I thought about the case where the zmask overrides the insert, but I figured that was pretty far-fetched. I didn't consider the case where both inputs are the same. Let me know if you think those are worth chasing as stand-alone cases or if it's better to just solve the zmask case in general in the backend.
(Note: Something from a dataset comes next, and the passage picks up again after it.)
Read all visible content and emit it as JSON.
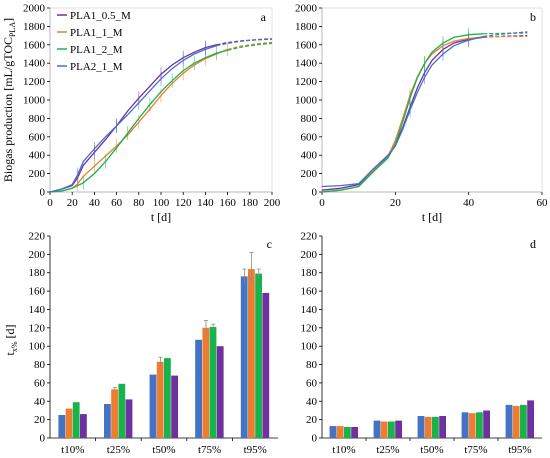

Even if the oddball cases are worthy, I'd prefer to solve them in a follow-on patch just for the sake of patch minimalism.

I have ended up using both in downcoding, mainly due to register pressure problems:

  • zeroing out lanes using insertps as we don't have a spare register for the xorps/blendps pattern
  • reuse of the first operand - shuffle X00X

Its the second case that I think would be particular useful here but I'd be happy to see any improvements in a follow up patch.

Ping - can't tell if the last comment was an implicit 'LGTM'. :)

RKSimon accepted this revision.Apr 15 2015, 4:50 PM
RKSimon edited edge metadata.

LGTM - getting those alternative shuffles (especially the X00X style) would be nice to have in any future patch but not necessary here.

This revision is now accepted and ready to land.Apr 15 2015, 4:50 PM
This revision was automatically updated to reflect the committed changes.

Thanks, Simon - r235124.

I've put further insertps improvements on my list, so should have more patches in the near future.